В начале второго – самолёт в Растенбурге только что стартовал – в генеральный штаб, пятиэтажное здание на Бендлер-штрассе (ныне улица Штауфенберга, между Тиргартеном и набережной реки Шпрее), где собрались заговорщики, поступило первое известие из Волчьей норы – телефонограмма от Фелльгибеля, краткая и маловразумительная:

«Случилось нечто ужасное, фюрер жив».

Это звучало двусмысленно: ужасно, что хотели убить фюрера, или ужасно, что он не убит? Но главное, оставалось неизвестным, что предпринять. Надо ли что-нибудь предпринимать? Неясно было, что с графом Штауфенбергом. Новых сообщений не поступало. Первым опомнился полковник Альбрехт рыцарь Мерц фон Квирнгейм. Не дожидаясь указаний от своего начальника генерала Ольбрихта, он поднял по тревоге пехотное и танковое училища и отдал приказ по военным округам привести в исполнение 1-ю (подготовительную) ступень плана «Валькирия». Тем временем самолёт со Штауфенбергом и Гефтеном приземлился на берлинском аэродроме Рангсдорф. Адъютант позвонил с аэродрома на Бендлер-штрассе и сообщил, что покушение удалось.

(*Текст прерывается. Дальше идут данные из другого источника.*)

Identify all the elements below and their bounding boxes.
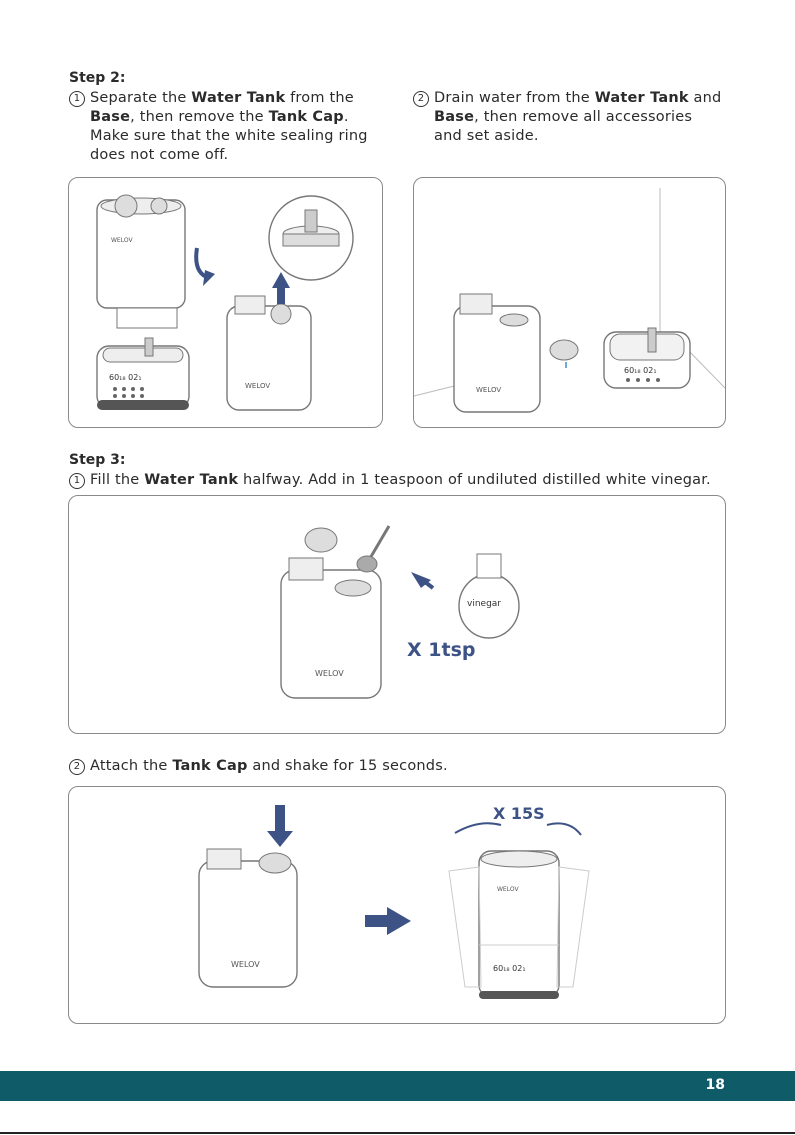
- step-number-badge: 2: [69, 759, 85, 775]
- svg-text:60₁₈ 02₁: 60₁₈ 02₁: [624, 366, 657, 375]
- amount-label: X 1tsp: [407, 639, 476, 661]
- svg-text:WELOV: WELOV: [231, 960, 260, 969]
- svg-text:WELOV: WELOV: [497, 886, 519, 893]
- step2-instruction-1: 1 Separate the Water Tank from the Base, then remove the Tank Cap. Make sure that the white sealing ring does not come off.: [69, 89, 389, 165]
- vinegar-label: vinegar: [467, 599, 501, 609]
- step-number-badge: 1: [69, 91, 85, 107]
- bottom-border: [0, 1132, 795, 1134]
- footer-bar: [0, 1071, 795, 1101]
- illustration-add-vinegar: [68, 495, 726, 734]
- step-number-badge: 1: [69, 473, 85, 489]
- step2-instruction-2: 2 Drain water from the Water Tank and Base, then remove all accessories and set aside.: [413, 89, 743, 146]
- illustration-drain-water: [413, 177, 726, 428]
- svg-text:WELOV: WELOV: [245, 382, 271, 390]
- page-number: 18: [705, 1077, 725, 1093]
- brand-logo: WELOV: [111, 237, 133, 244]
- step3-instruction-1: 1 Fill the Water Tank halfway. Add in 1 teaspoon of undiluted distilled white vinegar.: [69, 471, 749, 490]
- shake-label: X 15S: [493, 804, 545, 823]
- illustration-shake: [68, 786, 726, 1024]
- illustration-separate-tank: [68, 177, 383, 428]
- step3-instruction-2: 2 Attach the Tank Cap and shake for 15 seconds.: [69, 757, 749, 776]
- svg-text:WELOV: WELOV: [476, 386, 502, 394]
- display-readout: 60₁₈ 02₁: [109, 373, 142, 382]
- step-number-badge: 2: [413, 91, 429, 107]
- svg-text:WELOV: WELOV: [315, 669, 344, 678]
- step3-heading: Step 3:: [69, 452, 126, 468]
- svg-text:60₁₈ 02₁: 60₁₈ 02₁: [493, 964, 526, 973]
- step2-heading: Step 2:: [69, 70, 126, 86]
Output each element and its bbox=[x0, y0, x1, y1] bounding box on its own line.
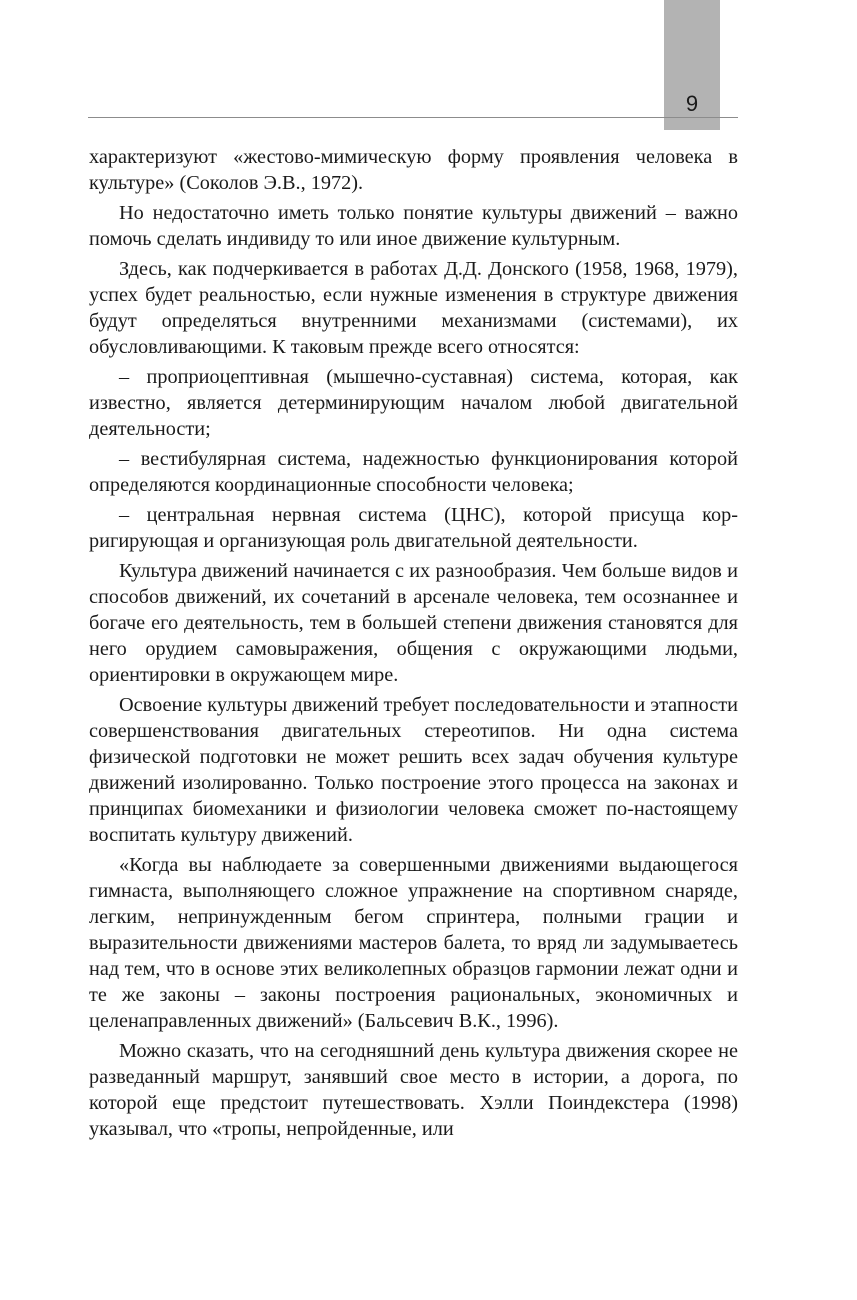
list-item-proprioceptive: – проприоцептивная (мышечно-суставная) система, которая, как известно, является детерминирующим началом любой двигательной деятельности; bbox=[89, 366, 738, 440]
list-item-cns: – центральная нервная система (ЦНС), которой присуща корригирующая и организующая роль двигательной деятельности. bbox=[89, 504, 738, 552]
quote-paragraph: «Когда вы наблюдаете за совершенными движениями выдающегося гимнаста, выполняющего сложное упражнение на спортивном снаряде, легким, непринужденным бегом спринтера, полными грации и выразительности движениями мастеров балета, то вряд ли задумываетесь над тем, что в основе этих великолепных образцов гармонии лежат одни и те же законы – законы построения рациональных, экономичных и целенаправленных движений» (Бальсевич В.К., 1996). bbox=[89, 854, 738, 1032]
page-number: 9 bbox=[685, 91, 699, 116]
body-text bbox=[89, 144, 738, 1146]
list-item-vestibular: – вестибулярная система, надежностью функционирования которой определяются координационные способности человека; bbox=[89, 448, 738, 496]
paragraph: Здесь, как подчеркивается в работах Д.Д. Донского (1958, 1968, 1979), успех будет реальностью, если нужные изменения в структуре движения будут определяться внутренними механизмами (системами), их обусловливающими. К таковым прежде всего относятся: bbox=[89, 258, 738, 358]
header-rule bbox=[88, 117, 738, 118]
paragraph-continued: характеризуют «жестово-мимическую форму проявления человека в культуре» (Соколов Э.В., 1972). bbox=[89, 146, 738, 194]
paragraph: Освоение культуры движений требует последовательности и этапности совершенствования двигательных стереотипов. Ни одна система физической подготовки не может решить всех задач обучения культуре движений изолированно. Только построение этого процесса на законах и принципах биомеханики и физиологии человека сможет по-настоящему воспитать культуру движений. bbox=[89, 694, 738, 846]
paragraph: Можно сказать, что на сегодняшний день культура движения скорее не разведанный маршрут, занявший свое место в истории, а дорога, по которой еще предстоит путешествовать. Хэлли Поиндекстера (1998) указывал, что «тропы, непройденные, или bbox=[89, 1040, 738, 1140]
paragraph: Культура движений начинается с их разнообразия. Чем больше видов и способов движений, их сочетаний в арсенале человека, тем осознаннее и богаче его деятельность, тем в большей степени движения становятся для него орудием самовыражения, общения с окружающими людьми, ориентировки в окружающем мире. bbox=[89, 560, 738, 686]
paragraph: Но недостаточно иметь только понятие культуры движений – важно помочь сделать индивиду то или иное движение культурным. bbox=[89, 202, 738, 250]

Наконец-то! Ольбрихт распорядился приступить ко 2-й ступени: непосредственное осуществление государственного переворота. Начальники округов, а также дислоцированных вокруг столицы учёбных и резервных частей получили следующую депешу:



«Фюрер Адольф Гитлер мёртв!

Клика партийных руководителей за спиной у воюющей армии попыталась использовать власть в своих корыстных целях. Правительство империи, с целью поддержания правопорядка, объявило чрезвычайное положение и передало мне вместе с командованием вермахта исполнительную власть.

Приказываю:

Власть в районах страны, где идут бои, вручается главнокомандующему армией резерва генерал-полковнику Фридриху Фромму, в оккупированных областях… (далее перечислялись имена командующих армейскими группами “Запад”, “Юго-Запад” и “Юго-Восток”, а также командующих войсками на Украине, в Прибалтике, в Дании и Норвегии). Немецкий солдат стоит перед исторической задачей. От его энергии и выдержки зависит спасение Германии.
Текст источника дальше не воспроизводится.